The prospects of a severe global swine flu pandemic appear to be diminishing. Informed reporting can take some of the credit.
When the first reports of swine flu — so described because of its apparent origins in pigs, but since renamed less provocatively as A(H1N1) — appeared in Mexico last month, the prospect of a global pandemic set alarm bells ringing in medical and political circles around the world.
So far our worst fears have failed to materialise. Yesterday (14 May), although 61 people have died — out of more than 6,000 infected — 56 of these have been in Mexico where the outbreak originated. And many parts of the world, including Africa and South Asia, have yet to confirm any cases at all (see Severe swine flu projections divide scientists).
But this doesn't mean we can be complacent. Initial outbreaks of a relatively benign form of flu have often been followed several months later by a much more virulent strain as the virus mutates. This was the case in 1918 when 'Spanish flu' killed perhaps as many as 100 million people worldwide.
And it is widely acknowledged that, if this happened again, people in developing countries could be most at risk. This is partly because closer living conditions help a contagious virus spread rapidly, but also because many countries lack diagnostic facilities, anti-flu treatments and vaccinations.
Bridging the gap
To its credit the WHO, which is leading the global responses to the pandemic, has prioritised equitable treatment for developing countries.
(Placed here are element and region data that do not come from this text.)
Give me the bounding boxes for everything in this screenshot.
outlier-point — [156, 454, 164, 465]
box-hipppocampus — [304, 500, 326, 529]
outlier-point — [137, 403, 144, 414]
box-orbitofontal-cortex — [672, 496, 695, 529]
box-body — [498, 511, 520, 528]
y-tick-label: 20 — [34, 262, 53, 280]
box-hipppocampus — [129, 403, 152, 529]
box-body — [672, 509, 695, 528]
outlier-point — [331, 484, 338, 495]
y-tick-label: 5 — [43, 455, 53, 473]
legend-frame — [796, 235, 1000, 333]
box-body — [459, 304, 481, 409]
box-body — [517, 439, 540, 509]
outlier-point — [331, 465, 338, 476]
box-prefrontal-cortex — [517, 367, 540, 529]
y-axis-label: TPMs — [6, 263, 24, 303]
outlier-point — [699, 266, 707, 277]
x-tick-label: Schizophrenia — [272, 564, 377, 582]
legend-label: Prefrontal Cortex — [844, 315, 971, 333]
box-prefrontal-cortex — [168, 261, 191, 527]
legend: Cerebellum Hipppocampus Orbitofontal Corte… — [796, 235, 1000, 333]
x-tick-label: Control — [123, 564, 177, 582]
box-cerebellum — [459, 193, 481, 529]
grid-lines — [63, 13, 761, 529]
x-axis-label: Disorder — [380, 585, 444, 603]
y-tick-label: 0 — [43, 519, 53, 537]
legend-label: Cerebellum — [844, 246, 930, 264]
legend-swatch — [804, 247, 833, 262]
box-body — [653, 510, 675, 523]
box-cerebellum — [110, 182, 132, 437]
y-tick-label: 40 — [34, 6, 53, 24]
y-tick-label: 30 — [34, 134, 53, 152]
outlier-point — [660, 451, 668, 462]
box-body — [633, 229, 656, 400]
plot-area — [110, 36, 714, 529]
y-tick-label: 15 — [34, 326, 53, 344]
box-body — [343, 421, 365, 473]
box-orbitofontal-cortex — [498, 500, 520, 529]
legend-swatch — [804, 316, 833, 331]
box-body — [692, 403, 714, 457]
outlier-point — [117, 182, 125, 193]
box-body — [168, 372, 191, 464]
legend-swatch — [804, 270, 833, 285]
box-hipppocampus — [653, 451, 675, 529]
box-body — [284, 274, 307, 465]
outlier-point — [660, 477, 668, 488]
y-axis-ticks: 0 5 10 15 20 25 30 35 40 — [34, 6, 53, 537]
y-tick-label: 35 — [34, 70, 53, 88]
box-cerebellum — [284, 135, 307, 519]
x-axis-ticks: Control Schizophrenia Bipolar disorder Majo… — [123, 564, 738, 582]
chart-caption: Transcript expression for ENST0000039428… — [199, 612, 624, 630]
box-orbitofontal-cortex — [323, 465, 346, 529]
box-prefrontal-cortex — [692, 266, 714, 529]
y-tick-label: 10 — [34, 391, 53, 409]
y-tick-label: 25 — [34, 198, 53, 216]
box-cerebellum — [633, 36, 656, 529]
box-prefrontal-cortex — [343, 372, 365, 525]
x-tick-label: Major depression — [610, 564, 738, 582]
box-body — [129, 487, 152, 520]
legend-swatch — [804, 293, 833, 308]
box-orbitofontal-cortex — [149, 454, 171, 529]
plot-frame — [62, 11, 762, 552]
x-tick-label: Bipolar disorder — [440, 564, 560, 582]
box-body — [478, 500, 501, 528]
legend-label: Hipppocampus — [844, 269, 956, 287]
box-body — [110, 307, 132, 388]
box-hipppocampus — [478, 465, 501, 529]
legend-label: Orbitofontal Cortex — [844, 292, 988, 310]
Led by Margaret Chan — who came to international prominence in 2003 as Hong Kong's chief medical officer in charge of a campaign against the SARS virus — the WHO has been twisting the arms of vaccine producers to ensure enough vaccine will be available, at affordable cost, for rich and poor alike.
Its success will not be known until next week, when the main vaccine manufacturers meet in Geneva, Switzerland, to discuss a decision due this Friday (14 May) on whether to switch vaccine production from conventional flu to vaccines against the new virus.
Last week the WHO's director for vaccine research, Marie-Paule Kieny, said the agency was already taking steps behind the scenes to ensure that, if a major vaccine programme is launched, manufacturers will take developing countries' needs fully into account (see WHO 'will ensure poor receive swine flu vaccine').
And some developing countries are already planning their own vaccine production programmes. Indonesia, for example, is building research facilities to produce a single vaccine for both the swine and bird flu viruses. Health authorities cannot confirm when they will be able to start making a vaccine, but construction of at least one facility is almost finished.
Pharmaceutical companies and government research institutions in India have similarly agreed this week to explore whether they have the capability and technology to produce a domestic vaccine in case a second wave of A(H1N1) hits later this year.
There is a long way to go, of course, before these countries can equal the production capacity of the developed world. But their willingness to invest in key technologies — spurred, no doubt, by the prospect of growing markets in other developing countries — is welcome.
Their efforts are made easier by the US Centers for Disease Control in Atlanta, Georgia, which is releasing free samples of the A(H1N1) virus essential for vaccine production. This welcome openness of the US authorities stands in contrast to the tight control of intellectual property usually encountered in the global pharmaceutical industry.
It is not too fanciful to suggest that informed media coverage — helped by instant and comprehensive online reporting — has contributed to the current state of affairs.
Admittedly some headlines have inflated the pandemic's severity, which may have provoked an excessive response from some public authorities. Egypt, for example, has been criticised for its decision to slaughter all its pigs — roughly 300,000 — earlier this month.
But in general, reporting has been responsible and accurate, neither underplaying nor exaggerating the threat, whilst scrutinising issues such as the need to treat the developing world fairly.
It seems that the lessons of earlier pandemics have been well learned. Chan herself is familiar with these; public concern in China over the SARS outbreaks was only exacerbated by attempts to restrict media coverage (see China must do yet more to promote scientific openness). And the WHO, burned by injudicious comments from one of its top officials during the bird flu epidemic, has been more measured in its comments (see Bird flu: the role of science journalists).
There are still lessons to be learned from the current outbreak, such as the time it took Mexican authorities to recognise the new strain, or the lack of adequate diagnostic facilities in many parts of the developing world, particularly in Africa.
But if the case for vigilance remains high, so does that for recognising the critically important role of an informed media in monitoring how public health authorities perform in developed and developing countries alike.